The list is published in the March/April issue of the International Bluegrass Music Association newsletter. Naturally, all the big names are there -- Bill Monroe, Lester Flatt and Earl Scruggs, Carter and Ralph Stanley, Jim and Jesse McReynolds, Sonny and Bobby Osborne, Don Reno, Jimmy Martin and the Stoneman Family.

But there are some surprises, as well. Among the names not generally associated with bluegrass are music publishing magnate Buddy Killen, who got his start as a bass player on the Grand Ole Opry and the Wheeling Jamboree; producer, performer and Nashville Songwriters Hall of Fame member Jack Clement; Boudleaux Bryant, a classical, country and jazz fiddle player before he and his wife, Felice, teamed up to become successful country and pop songwriters; innovative guitarists Hank Garland and Grady Martin; multi-instrumentalist and comic Roy Clark; and country singer/guitarist/fiddler Sonny James.

Several pioneering women are also cited -- including Molly O'Day, Sally Ann Forrester, Bessie Lee Mauldin and Wilma Lee Cooper.

Students and long-time fans of bluegrass can use this honor roll as a test of their knowledge of the genre -- and to speculate who else should be on it.


If Chris Cagle could have three wishes, then they have just come true. The Capitol Nashville artist has had a string of good luck in recent weeks -- which was capped off April 3 when his song, "I Breathe In, I Breathe Out," made it to No. 1 on the Billboard country singles chart.

"I was at home with my family when I got the call that my record had gone No. 1," Cagle, 33, said. "It was a great feeling to be able to share this moment with them since I've been away working so much lately."

The hard work has paid off in other ways. Cagle's album, "Play It Loud" was certified as gold (selling more than 500,000 units) on March 12 and he received his first award nomination -- top new male vocalist -- from the Academy of Country Music a few days later.
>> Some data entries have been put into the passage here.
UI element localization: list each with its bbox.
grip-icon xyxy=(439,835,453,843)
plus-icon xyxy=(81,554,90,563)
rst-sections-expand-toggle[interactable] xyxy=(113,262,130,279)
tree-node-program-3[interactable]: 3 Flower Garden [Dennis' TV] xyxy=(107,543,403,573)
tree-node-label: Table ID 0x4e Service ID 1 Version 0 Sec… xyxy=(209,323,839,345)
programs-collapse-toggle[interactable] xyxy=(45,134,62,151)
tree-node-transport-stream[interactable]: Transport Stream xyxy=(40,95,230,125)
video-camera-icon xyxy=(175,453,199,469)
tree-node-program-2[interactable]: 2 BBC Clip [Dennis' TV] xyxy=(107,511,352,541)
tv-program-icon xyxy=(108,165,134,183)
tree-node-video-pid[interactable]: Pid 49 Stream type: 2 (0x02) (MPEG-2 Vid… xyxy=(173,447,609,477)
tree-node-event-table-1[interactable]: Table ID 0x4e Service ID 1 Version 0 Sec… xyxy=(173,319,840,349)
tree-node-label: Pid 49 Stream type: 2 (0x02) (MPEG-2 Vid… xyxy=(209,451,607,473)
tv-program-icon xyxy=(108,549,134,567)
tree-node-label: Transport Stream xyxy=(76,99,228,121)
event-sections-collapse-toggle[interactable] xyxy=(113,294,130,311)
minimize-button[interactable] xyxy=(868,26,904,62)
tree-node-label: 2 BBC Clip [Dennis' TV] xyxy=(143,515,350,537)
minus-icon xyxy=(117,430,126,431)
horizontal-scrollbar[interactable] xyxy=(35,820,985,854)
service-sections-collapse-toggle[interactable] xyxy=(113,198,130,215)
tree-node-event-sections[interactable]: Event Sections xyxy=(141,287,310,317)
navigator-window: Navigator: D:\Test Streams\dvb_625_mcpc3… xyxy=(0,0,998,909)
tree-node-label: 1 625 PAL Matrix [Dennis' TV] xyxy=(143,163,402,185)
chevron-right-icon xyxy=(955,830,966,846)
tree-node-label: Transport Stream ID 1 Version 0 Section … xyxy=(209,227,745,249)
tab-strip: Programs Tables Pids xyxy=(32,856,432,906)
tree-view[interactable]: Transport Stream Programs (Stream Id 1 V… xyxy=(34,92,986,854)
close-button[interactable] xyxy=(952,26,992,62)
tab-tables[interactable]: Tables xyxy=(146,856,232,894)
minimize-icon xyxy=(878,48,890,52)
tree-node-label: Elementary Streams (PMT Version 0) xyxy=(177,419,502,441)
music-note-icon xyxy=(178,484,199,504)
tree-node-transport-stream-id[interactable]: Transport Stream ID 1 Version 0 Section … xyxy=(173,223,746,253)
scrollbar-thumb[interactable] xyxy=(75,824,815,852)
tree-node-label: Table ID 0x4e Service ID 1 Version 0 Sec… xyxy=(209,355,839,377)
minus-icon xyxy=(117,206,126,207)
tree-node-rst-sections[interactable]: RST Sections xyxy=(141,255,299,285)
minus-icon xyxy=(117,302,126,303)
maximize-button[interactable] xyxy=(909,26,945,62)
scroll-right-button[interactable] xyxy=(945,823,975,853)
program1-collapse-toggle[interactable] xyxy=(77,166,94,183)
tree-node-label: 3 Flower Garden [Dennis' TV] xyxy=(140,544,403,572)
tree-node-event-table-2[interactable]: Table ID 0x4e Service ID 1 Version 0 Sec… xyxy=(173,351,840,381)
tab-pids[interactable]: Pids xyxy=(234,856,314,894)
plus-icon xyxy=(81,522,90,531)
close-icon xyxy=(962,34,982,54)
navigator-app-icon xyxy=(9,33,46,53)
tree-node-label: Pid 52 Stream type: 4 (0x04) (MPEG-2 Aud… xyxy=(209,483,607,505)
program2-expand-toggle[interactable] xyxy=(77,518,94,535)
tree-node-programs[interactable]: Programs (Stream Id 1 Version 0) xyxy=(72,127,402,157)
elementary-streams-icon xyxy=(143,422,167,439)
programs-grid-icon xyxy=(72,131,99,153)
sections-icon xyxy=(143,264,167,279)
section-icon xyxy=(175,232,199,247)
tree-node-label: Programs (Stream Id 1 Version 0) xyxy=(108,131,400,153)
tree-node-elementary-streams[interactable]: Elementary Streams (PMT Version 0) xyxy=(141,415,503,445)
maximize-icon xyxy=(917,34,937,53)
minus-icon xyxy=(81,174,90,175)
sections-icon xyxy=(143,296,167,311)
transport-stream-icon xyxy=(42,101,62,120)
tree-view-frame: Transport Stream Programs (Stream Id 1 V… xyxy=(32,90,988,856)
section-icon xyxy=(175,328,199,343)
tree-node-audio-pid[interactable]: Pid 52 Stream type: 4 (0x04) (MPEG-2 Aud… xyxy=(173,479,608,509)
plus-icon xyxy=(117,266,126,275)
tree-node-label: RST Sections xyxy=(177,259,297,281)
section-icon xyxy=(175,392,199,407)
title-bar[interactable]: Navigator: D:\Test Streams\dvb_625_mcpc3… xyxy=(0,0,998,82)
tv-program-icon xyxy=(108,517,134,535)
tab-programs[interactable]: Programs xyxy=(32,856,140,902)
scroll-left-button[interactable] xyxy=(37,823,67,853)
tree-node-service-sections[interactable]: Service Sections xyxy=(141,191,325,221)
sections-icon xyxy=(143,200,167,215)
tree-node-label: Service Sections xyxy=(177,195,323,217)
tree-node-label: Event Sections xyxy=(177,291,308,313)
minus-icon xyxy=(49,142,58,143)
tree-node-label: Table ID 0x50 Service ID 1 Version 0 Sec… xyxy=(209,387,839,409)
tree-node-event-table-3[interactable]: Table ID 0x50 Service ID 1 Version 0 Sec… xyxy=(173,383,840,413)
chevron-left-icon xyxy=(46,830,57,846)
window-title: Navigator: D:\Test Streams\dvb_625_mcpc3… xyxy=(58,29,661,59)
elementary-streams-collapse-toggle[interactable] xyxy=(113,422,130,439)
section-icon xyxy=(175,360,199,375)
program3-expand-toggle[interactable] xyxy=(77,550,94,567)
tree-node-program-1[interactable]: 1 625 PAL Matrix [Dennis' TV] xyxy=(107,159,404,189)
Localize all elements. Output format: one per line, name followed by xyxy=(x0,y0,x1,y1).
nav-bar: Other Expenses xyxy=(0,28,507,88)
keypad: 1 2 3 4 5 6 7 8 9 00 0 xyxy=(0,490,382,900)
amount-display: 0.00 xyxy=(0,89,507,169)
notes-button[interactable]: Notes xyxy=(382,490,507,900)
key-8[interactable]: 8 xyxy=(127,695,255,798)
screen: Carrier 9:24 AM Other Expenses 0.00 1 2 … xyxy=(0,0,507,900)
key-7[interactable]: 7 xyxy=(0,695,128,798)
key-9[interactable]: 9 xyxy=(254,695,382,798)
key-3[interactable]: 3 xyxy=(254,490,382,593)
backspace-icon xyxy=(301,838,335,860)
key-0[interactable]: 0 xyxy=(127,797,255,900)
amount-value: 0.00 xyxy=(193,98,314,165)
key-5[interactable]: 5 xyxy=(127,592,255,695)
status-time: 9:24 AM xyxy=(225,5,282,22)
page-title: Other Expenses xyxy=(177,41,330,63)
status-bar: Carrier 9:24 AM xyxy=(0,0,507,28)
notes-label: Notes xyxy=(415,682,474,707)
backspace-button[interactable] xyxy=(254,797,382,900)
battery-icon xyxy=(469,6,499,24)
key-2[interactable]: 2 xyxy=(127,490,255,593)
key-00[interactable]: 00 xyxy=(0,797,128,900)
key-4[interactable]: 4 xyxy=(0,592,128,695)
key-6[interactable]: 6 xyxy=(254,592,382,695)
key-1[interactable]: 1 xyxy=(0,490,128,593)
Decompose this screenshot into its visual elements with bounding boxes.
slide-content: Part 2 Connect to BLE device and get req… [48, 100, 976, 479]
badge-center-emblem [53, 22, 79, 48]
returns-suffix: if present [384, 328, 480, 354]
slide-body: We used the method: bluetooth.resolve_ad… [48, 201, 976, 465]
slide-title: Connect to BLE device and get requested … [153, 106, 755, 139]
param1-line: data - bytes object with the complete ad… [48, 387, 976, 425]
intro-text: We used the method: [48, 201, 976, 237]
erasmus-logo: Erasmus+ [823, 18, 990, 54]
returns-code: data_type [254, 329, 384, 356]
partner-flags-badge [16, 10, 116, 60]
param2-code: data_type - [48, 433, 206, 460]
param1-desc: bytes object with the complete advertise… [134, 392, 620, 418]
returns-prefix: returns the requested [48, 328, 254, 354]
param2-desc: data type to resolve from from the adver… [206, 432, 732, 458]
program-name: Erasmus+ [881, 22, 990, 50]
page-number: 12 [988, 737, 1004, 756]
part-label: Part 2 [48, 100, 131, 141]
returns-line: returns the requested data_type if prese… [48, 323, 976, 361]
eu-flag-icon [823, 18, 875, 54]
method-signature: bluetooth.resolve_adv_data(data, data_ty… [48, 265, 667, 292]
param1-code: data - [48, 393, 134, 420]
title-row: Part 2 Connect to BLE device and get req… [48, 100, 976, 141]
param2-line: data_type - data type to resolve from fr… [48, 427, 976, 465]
Cagle's whirlwind spring continues as he heads out next Friday (April 12) with one of the hottest country music tours of 2002 -- Brooks & Dunn's "Neon Circus & Wild West Show."

(Thanks to UPI's Crystal Caviness in Nashville)


Jars of Clay and Steven Curtis Chapman will perform on the Gospel Music Association's 33rd Annual Dove Awards, which will be presented April 25 at the Grand Ole Opry House in Nashville.

The ceremonies will be hosted by Kurt Warner and Yolanda Adams on the PAX TV network (live, beginning at 9 p.m. ET).

Also slated to perform -- MercyMe, Delirious, Point of Grace, tobyMac, Third Day, Nicole C. Mullen and Rebecca St. James. New Artist of the Year nominees Sara Groves, Shaun Groves, Downhere, Joy Williams and ZOEgirl will also perform on the show.